Is the DoTA board size fixed?
I guess the LTSM encodes the board history as seen by the agent. But this probably slows the learning.
Some people suggested auto-encoder to compress the world, and then feed it to a regular CNN.
Any comments would be welcome.
1) "At the beginning of each training game, we randomly "assign" each hero to some subset of lanes and penalize it for straying from those lanes until a randomly-chosen time in the game...." Combining this with "team spirit" (weighted combined reward - networth, k/d/a). They were able to learn early game movement for position 4 (farming priority position). For roaming position, identifying which lane to start out with, what timing should I leave the lane to have the biggest impact, how should I gank other lanes are very difficult. I'm very surprised that very complex reasoning can be learned from this simple setup.
2) Sacrificing safe-lane to control enemy's jungle requires overcoming local minimum (considering the rewards), and successfully assign credits over a very very long horizon. I'm very surprised they were able to achieve this with PPO + LSTM. However, one asterik here is if we look at the draft, Sniper, Lich, CM, Viper, Necro. This draft is very versatile with Viper and Necro can play any lane. This draft is also very strong in laning phase and mid game. Whoever win sniper's lane and win laning phase in general is probably going to win. So this makes it a little bit less of a local optimal. (In contrast to having some safe lane heroes that require a lot of farm).
3) "Deviated from current playstyle in a few areas, such as giving support heroes (which usually do not take priority for resources) lots of early experience and gold." Support heroes are strong early game and doesn't require a lot items to be useful in combat. Especially with this draft, CM with enough exp (or a blink, or good positioning) can solo kill almost any hero. So it's not too surprising if CM takes some farm early game, especially when Viper and Necro are naturally strong and doesn't need too much of farm (they still do, but not as much as sniper). This observation is quite interesting, but maybe not something completely new as it might sound like.
4) "Pushed the transitions from early- to mid-game faster than its opponents.
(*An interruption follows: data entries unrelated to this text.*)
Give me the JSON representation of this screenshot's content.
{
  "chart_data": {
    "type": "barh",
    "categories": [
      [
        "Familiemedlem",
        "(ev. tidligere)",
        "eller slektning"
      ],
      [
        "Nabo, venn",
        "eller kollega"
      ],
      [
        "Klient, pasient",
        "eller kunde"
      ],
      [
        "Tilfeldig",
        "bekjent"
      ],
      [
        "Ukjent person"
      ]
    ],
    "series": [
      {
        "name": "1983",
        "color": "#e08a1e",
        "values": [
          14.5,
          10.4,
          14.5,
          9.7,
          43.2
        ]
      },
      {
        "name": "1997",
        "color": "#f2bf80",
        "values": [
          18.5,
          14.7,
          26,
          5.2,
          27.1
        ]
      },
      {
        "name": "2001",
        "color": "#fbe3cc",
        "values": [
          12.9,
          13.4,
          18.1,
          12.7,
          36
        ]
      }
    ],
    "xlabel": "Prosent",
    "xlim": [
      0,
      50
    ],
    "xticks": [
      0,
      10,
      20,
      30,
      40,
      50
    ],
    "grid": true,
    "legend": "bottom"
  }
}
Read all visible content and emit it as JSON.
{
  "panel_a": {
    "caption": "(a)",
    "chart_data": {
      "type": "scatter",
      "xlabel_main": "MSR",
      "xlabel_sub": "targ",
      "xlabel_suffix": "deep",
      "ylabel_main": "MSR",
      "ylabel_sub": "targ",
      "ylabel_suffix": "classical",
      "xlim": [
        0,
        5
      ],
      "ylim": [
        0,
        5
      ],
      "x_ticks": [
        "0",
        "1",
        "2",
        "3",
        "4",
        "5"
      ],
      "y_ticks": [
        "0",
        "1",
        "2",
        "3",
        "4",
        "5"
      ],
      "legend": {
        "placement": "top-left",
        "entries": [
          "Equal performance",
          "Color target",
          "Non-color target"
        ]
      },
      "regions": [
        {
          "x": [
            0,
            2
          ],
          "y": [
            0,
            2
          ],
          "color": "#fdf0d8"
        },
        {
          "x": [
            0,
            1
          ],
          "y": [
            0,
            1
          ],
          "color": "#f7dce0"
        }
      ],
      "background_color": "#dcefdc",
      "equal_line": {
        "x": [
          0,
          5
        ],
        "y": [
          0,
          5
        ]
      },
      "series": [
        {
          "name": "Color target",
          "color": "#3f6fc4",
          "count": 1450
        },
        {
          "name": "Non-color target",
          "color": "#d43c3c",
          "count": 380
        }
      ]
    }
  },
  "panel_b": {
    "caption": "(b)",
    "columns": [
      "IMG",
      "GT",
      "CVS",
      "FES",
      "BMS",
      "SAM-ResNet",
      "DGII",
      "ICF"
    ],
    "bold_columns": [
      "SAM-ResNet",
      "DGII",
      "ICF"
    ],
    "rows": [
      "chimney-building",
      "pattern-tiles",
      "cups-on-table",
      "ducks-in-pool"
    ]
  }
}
It did this by: (1) setting up successful ganks (when players move around the map to ambush an enemy hero — see animation) when players overextended in their lane, and (2) by grouping up to take towers before the opponents could organize a counterplay." I'm a little bit skeptical of this observation. I think with this draft, whoever wins the laning phase will be able to take next objectives much faster. And winning the laning phase is really 1v1 skill since both Lich and CM are not really roaming heroes. If you just look at their winning games and draw conclusion, it will be biased.
5) This draft is also very low mobility. All 5 heroes Sniper, Lich, CM, Necro, Viper share the weakness of small movement speed (except for maybe Lich). Also, none of these heroes can go at Sniper in mid/late game, so if you have better positioning + reaction time, you'll probably win.
Overall, I think this is a great step and great achievement (with some caveats I noted above). As far as next steps, I would love to see if they can try meta-learned agent where they don't have to train from scratch for a new draft. I would love to see they learn item building, courier usage instead of using scripts. I would also love to see they learn drafting (can be simply phrased as a supervised problem). I'm pretty excited about this project, hopefully they release a white paper with some more details so we can try to replicate.
Human players do it in a fraction of their much smaller lifespans.